When Oliver Rowland hops back into his Nissan Formula E seat this weekend, he insists he won't be dwelling on any "if only..." thoughts about a 2024 title challenge that his Portland absence appears to have snatched from his grasp.
Rowland was unable to fly out to the penultimate event of the year in the US due to illness, meaning that he missed the opportunity to capitalise on points leader Nick Cassidy’s disastrous weekend.
Had Rowland been able to replicate the sort of heroics he's pulled off elsewhere this season at Portland, he could at the very least have joined Cassidy’s chief pursuers Mitch Evans and Pascal Wehrlein in being within striking range of Cassidy heading into the final two races on home soil in London this weekend.
Instead, Rowland was forced to watch those races on TV before heading to the Calafat circuit in Spain last week to test his fitness ahead of the finale.
That test proved positive and Rowland has been passed fit to compete at the inside and outside London ExCeL Arena track.
“I was gutted not to be there,” Rowland tells The Race. “I didn't know if I could watch the races to be honest. It felt weird.
“Then the aftermath, obviously, with Cassidy not really scoring and nobody really scoring big around me, it's frustrating and disappointing.”
Rowland now heads to London fifth in the standings and 36 points off Cassidy, rendering him a rank outsider in the title fight.

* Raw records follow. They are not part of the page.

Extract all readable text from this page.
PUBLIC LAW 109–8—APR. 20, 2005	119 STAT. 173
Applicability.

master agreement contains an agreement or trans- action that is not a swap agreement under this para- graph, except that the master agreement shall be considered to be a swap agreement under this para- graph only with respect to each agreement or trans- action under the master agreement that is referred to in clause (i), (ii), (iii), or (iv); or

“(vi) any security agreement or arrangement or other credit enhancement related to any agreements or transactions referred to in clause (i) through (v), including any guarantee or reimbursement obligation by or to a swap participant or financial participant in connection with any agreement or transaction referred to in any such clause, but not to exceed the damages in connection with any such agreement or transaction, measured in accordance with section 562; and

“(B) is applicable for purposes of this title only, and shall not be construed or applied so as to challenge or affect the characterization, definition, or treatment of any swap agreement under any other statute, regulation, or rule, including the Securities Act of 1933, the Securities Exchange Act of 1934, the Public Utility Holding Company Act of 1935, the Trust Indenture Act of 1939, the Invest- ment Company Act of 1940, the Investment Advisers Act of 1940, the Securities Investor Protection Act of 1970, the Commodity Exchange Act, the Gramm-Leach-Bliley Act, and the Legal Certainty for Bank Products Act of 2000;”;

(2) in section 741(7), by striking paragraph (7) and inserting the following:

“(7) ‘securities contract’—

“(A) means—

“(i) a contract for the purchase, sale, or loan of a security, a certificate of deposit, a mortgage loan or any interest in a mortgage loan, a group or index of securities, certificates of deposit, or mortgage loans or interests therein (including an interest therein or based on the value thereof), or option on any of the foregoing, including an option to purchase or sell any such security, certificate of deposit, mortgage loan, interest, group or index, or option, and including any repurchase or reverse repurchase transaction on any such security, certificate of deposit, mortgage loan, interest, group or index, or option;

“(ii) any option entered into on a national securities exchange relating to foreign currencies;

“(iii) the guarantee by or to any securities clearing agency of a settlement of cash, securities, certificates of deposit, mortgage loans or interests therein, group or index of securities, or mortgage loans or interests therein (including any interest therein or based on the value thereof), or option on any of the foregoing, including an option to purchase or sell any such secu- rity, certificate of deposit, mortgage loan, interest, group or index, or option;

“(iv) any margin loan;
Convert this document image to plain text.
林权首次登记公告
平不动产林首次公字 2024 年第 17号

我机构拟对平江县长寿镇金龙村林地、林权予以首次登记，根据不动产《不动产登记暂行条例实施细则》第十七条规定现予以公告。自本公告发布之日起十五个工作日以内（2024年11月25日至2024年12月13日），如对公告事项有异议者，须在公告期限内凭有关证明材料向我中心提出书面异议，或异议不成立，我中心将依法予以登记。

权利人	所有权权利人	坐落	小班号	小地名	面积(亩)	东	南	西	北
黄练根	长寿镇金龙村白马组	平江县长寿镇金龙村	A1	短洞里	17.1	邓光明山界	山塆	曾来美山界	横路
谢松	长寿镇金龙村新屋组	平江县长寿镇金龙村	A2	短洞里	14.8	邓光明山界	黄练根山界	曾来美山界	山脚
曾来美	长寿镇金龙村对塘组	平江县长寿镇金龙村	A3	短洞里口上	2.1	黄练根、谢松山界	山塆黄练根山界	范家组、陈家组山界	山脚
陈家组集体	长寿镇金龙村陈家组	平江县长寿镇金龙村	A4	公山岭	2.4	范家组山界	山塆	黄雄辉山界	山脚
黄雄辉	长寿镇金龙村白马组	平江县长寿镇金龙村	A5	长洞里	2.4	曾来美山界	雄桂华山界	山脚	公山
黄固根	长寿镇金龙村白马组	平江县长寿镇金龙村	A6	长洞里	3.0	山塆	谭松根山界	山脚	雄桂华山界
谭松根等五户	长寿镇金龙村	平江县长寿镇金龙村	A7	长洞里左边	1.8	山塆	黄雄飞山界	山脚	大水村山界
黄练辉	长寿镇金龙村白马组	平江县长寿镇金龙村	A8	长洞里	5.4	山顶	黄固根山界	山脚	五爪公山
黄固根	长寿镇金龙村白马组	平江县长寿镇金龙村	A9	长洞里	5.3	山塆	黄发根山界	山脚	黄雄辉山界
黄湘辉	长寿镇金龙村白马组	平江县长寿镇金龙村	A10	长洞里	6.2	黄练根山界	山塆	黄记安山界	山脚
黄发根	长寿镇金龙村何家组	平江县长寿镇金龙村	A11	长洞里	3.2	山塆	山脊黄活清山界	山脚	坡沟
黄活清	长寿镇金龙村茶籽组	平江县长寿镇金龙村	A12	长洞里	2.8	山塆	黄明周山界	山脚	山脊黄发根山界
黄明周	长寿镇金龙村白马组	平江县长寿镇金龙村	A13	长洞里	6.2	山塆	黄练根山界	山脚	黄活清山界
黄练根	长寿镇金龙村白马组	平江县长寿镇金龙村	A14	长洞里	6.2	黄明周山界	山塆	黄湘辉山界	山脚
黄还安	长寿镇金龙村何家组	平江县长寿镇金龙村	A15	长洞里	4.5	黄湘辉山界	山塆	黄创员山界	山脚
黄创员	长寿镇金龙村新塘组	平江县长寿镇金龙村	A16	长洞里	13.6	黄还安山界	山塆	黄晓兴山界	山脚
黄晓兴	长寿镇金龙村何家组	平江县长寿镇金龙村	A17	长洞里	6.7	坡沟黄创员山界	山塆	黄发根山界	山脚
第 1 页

But he’s not giving up, even though he’s never really considered being a contender this season.
“I guess stranger things have happened in Formula E. I'm still only what 36 points behind, so anything can happen,” he says.
“Look, the target for us has never been to win the championship. It can happen if certain things spiral in certain ways. All you need is one mega first day where you qualify well and win it. Then, all of a sudden if results go the right way, it can look a lot different.
“But for us, it's like any other race; we go there, we try to improve and we try to optimise our package. If it's fast enough, then I'm sure we'll be in the hunt to win. If not, then we'll be looking at improving for the second day and with one eye on next year as well, so no pressure at all really.”
Outsiders' downfalls
In reality, Antonio Felix da Costa is probably the only rank outsider you would even consider having a punt on.
He’s 33 points off Cassidy - three points ahead of Rowland and fourth overall - meaning that only an outrageous set of circumstances would create an extraordinary and unlikely final weekend title twist.
Yet both drivers have legitimate reasons to ponder what might have been if certain scenarios had played out a little more favourably. In both cases, the Porsche and Nissan drivers have fallen foul of slow starts to the season and a loss of points not of their making.
Da Costa’s dreadful start in Mexico and Saudi Arabia was much starker than Rowland’s, as the Nissan driver did manage a pole that he converted into a third-place finish in the second race of the Diriyah weekend in January.
But at Misano in April da Costa infamously lost a maximum score, as he was disqualified after his Porsche was adjudged to have used the wrong throttle pedal spring, while in the second race Rowland was on course to win when his car ran out of useable energy on the final lap - the consequence of a start procedure error from Nissan.
Add that to the two races missed for Rowland and in another world he could easily have been Cassidy’s nearest rival and biggest concern ahead of the finale.
“I've kind of accepted it all in my own head already,” says Rowland. “You can't spend too long dwelling over these things, [though] I'm sure there'll be a small thought on Sunday if it is close.
“You can always look and say 'what if' but really the pure priority for this year wasn't to go for the championship.
“Even to be talking about a position where we could've been in the mix is great. And I think it just puts us in a really good position for next year too.”
Rowland has already been testing the Nissan Gen3 Evo package ahead of 2025. It is a season that promises a great deal considering the efforts Nissan has put into centralising its programme after years of a more expansive operation that included the e.dams organisation and the Viry-Chatillon engine headquarters of the Renault Formula 1 team (now Alpine).
That pure factory feeling is now starting to pay dividends and Rowland is privately direct on how different and more efficient the set-up is now compared to when he drove for the team in its previous guise from 2018-21.
There is little doubt therefore that Nissan should be the prime challenger to the Porsche- and Jaguar-powered cars in the first season of the upgraded ruleset that begins this December.
Rowland, two races down on those he is among at the top of the points table, will definitely be at the forefront of that challenge. And with a touch more luck, he might just be capable of bringing a first ever world championship title to the Japanese manufacturer.